Several additional findings warrant comment. Patients with malignancies accounted for 9 of 10 patients who had PE after receiving no prior anticoagulation. Recent surgery was also a contributing factor for 4 of these cancer patients. Although both cancer and surgery are well‐known risk VTE factors, clinicians may not appreciate the extremely high risk associated with the combination.18 Particular effort may be warranted to ensure prophylaxis in this group, and more intensive measures may be necessary.

These results reveal several barriers to the accurate retrospective measurement of preventable inpatient PE. First, the use of discharge diagnoses to monitor the occurrence of inpatient PE is fraught with hazard. In this study, even after excluding patients with a discharge diagnostic code indicating a past history of PE, very few identified patients in fact had an acute or recent event. In addition, many patients were clearly admitted after having the onset of symptoms as outpatients. Further, reliance on discharge diagnoses alone can lead to the inclusion of patients with a presumptive diagnosis made without the advantage of imaging studies or postmortem examination. Although we overcame these barriers through careful record review and strict diagnostic criteria, our results suggest that efficient performance improvement efforts may require ongoing concurrent review.
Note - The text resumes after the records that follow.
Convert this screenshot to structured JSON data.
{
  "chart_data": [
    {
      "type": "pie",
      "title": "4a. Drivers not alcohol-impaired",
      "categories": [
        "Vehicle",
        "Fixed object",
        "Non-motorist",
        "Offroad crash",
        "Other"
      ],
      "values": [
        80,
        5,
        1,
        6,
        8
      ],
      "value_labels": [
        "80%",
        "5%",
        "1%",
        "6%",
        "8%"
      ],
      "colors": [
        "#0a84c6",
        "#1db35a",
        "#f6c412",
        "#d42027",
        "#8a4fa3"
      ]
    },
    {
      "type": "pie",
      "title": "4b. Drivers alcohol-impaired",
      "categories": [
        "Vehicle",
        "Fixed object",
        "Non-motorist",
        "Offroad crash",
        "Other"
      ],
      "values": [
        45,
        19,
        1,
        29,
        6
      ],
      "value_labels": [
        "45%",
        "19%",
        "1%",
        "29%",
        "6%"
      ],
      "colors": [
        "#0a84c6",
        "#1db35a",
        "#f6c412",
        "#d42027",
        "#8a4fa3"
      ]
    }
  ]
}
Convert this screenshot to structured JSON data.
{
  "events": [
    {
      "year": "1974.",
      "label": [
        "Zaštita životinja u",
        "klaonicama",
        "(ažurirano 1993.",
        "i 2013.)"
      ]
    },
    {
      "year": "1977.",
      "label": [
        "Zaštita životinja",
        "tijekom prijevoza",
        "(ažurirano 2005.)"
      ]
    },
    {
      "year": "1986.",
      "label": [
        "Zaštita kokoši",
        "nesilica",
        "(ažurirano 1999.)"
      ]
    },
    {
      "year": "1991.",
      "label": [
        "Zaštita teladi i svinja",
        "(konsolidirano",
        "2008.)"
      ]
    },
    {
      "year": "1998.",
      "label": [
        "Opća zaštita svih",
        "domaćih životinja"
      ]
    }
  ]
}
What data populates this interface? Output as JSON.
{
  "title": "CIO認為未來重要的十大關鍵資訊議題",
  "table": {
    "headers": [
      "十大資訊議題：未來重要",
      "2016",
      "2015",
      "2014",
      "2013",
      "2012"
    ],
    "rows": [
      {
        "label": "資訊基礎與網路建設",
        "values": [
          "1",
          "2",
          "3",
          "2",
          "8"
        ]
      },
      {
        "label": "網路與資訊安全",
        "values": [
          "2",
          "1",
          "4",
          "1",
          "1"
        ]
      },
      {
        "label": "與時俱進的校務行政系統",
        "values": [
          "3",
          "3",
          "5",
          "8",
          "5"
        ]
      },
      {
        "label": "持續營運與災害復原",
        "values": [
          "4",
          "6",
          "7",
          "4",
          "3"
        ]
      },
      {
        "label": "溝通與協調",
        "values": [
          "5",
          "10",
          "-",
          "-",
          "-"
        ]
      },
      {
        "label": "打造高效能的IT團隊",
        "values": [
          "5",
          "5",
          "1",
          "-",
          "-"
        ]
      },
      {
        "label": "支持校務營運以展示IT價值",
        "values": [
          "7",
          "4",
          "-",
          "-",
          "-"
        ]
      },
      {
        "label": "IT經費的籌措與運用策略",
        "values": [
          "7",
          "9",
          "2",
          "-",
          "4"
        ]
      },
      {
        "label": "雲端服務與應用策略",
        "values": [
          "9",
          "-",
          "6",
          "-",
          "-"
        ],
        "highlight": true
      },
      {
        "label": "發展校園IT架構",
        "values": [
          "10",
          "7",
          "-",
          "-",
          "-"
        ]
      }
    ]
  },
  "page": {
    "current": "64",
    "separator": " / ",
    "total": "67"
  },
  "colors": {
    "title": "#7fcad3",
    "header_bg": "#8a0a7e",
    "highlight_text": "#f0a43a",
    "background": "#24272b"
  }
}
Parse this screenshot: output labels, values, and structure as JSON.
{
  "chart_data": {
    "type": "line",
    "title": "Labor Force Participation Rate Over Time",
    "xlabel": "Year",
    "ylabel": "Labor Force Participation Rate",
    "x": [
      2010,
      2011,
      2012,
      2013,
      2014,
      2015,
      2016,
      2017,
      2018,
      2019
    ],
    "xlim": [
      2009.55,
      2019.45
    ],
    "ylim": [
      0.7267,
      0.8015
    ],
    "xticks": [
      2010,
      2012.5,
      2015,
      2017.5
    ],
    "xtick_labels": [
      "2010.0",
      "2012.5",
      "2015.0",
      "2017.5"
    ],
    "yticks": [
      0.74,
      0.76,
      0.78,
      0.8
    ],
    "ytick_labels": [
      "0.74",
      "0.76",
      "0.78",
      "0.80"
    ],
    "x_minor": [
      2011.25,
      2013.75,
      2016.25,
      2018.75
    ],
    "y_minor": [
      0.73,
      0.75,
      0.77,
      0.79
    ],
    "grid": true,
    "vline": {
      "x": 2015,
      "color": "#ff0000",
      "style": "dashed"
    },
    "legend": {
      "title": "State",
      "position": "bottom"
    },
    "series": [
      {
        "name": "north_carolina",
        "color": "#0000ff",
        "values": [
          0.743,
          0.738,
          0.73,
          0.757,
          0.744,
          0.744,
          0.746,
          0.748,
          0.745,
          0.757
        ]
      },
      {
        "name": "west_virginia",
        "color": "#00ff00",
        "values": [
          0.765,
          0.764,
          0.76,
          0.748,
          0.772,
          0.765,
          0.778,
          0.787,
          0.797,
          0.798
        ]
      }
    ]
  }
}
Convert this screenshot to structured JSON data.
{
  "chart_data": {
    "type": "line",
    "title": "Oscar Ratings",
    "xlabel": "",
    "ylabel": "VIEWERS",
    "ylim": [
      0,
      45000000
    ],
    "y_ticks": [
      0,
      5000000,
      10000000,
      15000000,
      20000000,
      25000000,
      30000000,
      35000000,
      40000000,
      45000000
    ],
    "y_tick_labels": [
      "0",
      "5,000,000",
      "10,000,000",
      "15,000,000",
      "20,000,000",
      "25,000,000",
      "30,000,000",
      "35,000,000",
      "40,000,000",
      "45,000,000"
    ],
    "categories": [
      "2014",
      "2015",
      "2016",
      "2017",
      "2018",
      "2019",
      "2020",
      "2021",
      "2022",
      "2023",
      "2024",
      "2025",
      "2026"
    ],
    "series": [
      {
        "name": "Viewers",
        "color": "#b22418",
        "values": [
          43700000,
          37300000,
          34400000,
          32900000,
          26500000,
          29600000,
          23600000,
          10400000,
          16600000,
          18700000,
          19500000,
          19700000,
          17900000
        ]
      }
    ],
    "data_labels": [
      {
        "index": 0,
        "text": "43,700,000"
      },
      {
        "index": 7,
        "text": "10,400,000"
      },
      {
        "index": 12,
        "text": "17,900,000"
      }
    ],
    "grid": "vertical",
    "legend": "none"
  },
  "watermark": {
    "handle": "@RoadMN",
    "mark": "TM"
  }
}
There are several limitations of this study. First, we excluded PE patients whose diagnoses were made before the third hospital day. Some of these patients may have had events attributable to recent prior hospitalizations and should have received VTE prophylaxis. Second, we considered preventive measures applied at least 24 hours prior to PE to be acceptable evidence of prevention, potentially neglecting prior periods without treatment that might confer increased risk. Bias due to either of these limitations could exaggerate the compliance rates we report. Finally, the retrospective design of this study did not allow for consistent assessments of whether patients had the risk factor of immobility. Nevertheless, immobility was obvious for the 10 patients with PE who had no prior anticoagulation, all of whom had 2 or more risk factors.

Despite an acknowledged need for improvements in clinical practice, past efforts have had mixed results. For instance, in 1 study at a hospital with a well‐established EMR, computer alerts led to substantial improvement in the use of preventive measures and in VTE outcomes, but overall compliance remained low.19 On the other hand, a multidisciplinary approach can achieve marked reductions in preventable VTE events.20 Key elements of such an approach are a simplified risk assessment tool and concurrent monitoring of patient treatments and outcomes. The Agency for Healthcare Research and Quality has recently published a guide that outlines strategies for achieving breakthrough levels of improvement in the prevention of VTE.21

In conclusion, this population‐based study of hospitalized veterans with PE or at risk for VTE found compliance comparable to rates in published reports. Missed opportunities for prevention included inappropriate and inadequate interventions. Using discharge diagnoses to monitor the occurrence of inpatient PE is of limited value, and efficient performance improvement efforts may require ongoing concurrent review.